テキスト入力欄を、選択肢から選ぶセレクトボックスに置き換える jQuery プラグインです。選んだ値は元のテキスト欄に書き戻されるため、保存される値は通常のテキストフィールドと同じです。dynamic を有効にすると、利用者がその場で新しい選択肢を追加できます。
構文
$(selector).MTAppDynamicSelect(options);$.fn プラグイン($(selector).MTAppDynamicSelect(...))です。対象要素(this)を返すのでチェーンできます。
パラメータ
options {Object} — すべて省略可。以下のプロパティを持ちます。
| プロパティ | 型 | 既定値 | 説明 |
|---|---|---|---|
text | string | Object | '' | 選択肢。カンマ区切り文字列、または optgroup ラベルをキー・選択肢配列を値とする連想配列。各項目は 値|ラベル の形式で値とラベルを分けられる |
dynamic | boolean | true | true で末尾に「項目を追加」用の選択肢を表示する |
addText | string | '項目を追加する' | 追加用選択肢のラベル |
promptMsg | string | '追加する項目名を入力' | 項目追加時の prompt ダイアログのメッセージ |
initGroupName | string | '選択中アイテム' | (text が連想配列のとき)現在値が選択肢に無い場合に作る optgroup のラベル |
separateMode | boolean | false | 高度なオプション。true のとき、現在のフィールド値を選択肢の先頭へ自動追加せず、生成後に末尾の選択肢を1つ削除する |
selected | Function | null | null | 選択が変わったときに呼ばれるコールバック。引数に確定値(元欄に書き戻される値)を受け取る |
debug | boolean | false | true で元のテキスト欄を隠さず残す |
戻り値
{jQuery} — 対象要素(チェーン可能)。
保存される値
選択した選択肢の 値 が元のフィールドへ保存されます(値|ラベル 形式のときは 値 部分)。

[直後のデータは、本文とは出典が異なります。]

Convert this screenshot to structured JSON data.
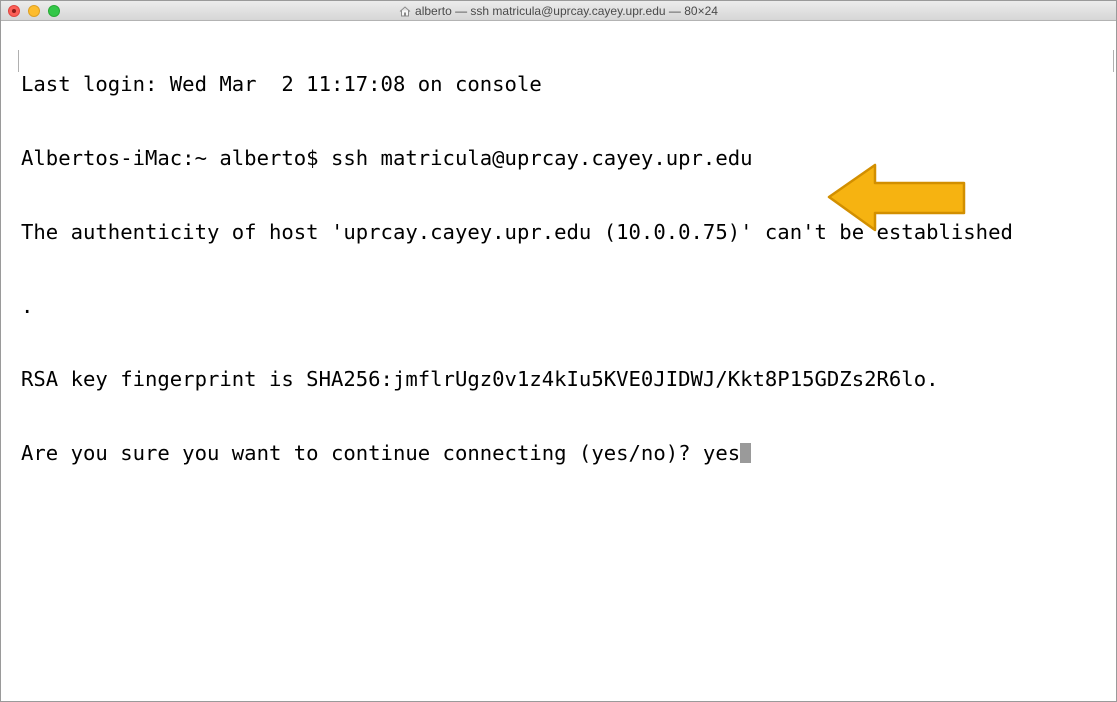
{
  "window": {
    "title": "alberto — ssh matricula@uprcay.cayey.upr.edu — 80×24",
    "title_icon": "home-icon"
  },
  "terminal": {
    "lines": [
      "Last login: Wed Mar  2 11:17:08 on console",
      "Albertos-iMac:~ alberto$ ssh matricula@uprcay.cayey.upr.edu",
      "The authenticity of host 'uprcay.cayey.upr.edu (10.0.0.75)' can't be established",
      ".",
      "RSA key fingerprint is SHA256:jmflrUgz0v1z4kIu5KVE0JIDWJ/Kkt8P15GDZs2R6lo.",
      "Are you sure you want to continue connecting (yes/no)? yes"
    ]
  },
  "colors": {
    "background": "#ffffff",
    "text": "#000000",
    "cursor": "#9a9a9a",
    "arrow_fill": "#f6b311",
    "arrow_stroke": "#d28f00"
  },
  "annotation": {
    "arrow_icon": "left-arrow-icon"
  }
}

「項目を追加」で入力した値も同様に保存されます。
使用例
カンマ区切りの選択肢
$('#customfield_area').MTAppDynamicSelect({ text: '東京,大阪,名古屋' });値とラベルを分ける(値|ラベル)
// value="fukuoka" だが画面には「福岡市」と表示
$('#customfield_area').MTAppDynamicSelect({ text: 'tokyo|東京,osaka|大阪,fukuoka|福岡市' });optgroup でグループ化
$('#customfield_area').MTAppDynamicSelect({
text: {
'東日本': ['東京', '仙台'],
'西日本': ['大阪', '福岡|福岡市']
}
});選択変更時にコールバック
$('#customfield_area').MTAppDynamicSelect({
text: 'A,B,C',
selected: function (value) {
console.log('選択値:', value);
}
});user.js での記述例
user.js(「デザイン → user.js を編集」)に書く場合は、mtappVars.screen_id で画面を判定して呼び出します。
(function ($) {
if (typeof mtappVars !== 'object') return;
if (mtappVars.screen_id === 'edit-entry') {
$('#customfield_area').MTAppDynamicSelect({ text: '東京,大阪,名古屋' });
}
})(jQuery);生成される HTML
元の入力欄は隠され(debug: true のときは表示のまま)、直後に select.dynamic_select が挿入されます。
<input type="text" id="customfield_area" style="display:none">
<select class="dynamic_select">
<option value="東京">東京</option>
<option value="大阪">大阪</option>
<option value="_add_">項目を追加する</option>
</select>補足
- 選択肢の
値|ラベル形式は、textが文字列・連想配列のどちらでも有効です(|を含む項目は値とラベルに分割されます)。 dynamic: trueのとき、末尾の「項目を追加する」を選ぶとpromptで入力を求め、入力値を新しい選択肢として追加・選択し、元欄へ書き戻します。- 選択値は常に元のテキスト欄へ書き戻されるため、サーバー側の保存・取得は通常のカスタムフィールドと変わりません。
- 選択肢のラベル・値、現在のフィールド値、追加入力値はいずれも
optionの要素として安全に挿入され、HTML としては解釈されません(HTML インジェクションを起こしません)。
関連
MTAppSuggest— テキスト入力にインクリメンタルな候補表示を付ける。MTAppCustomize— フィールドのラベルやヒントをまとめてカスタマイズする。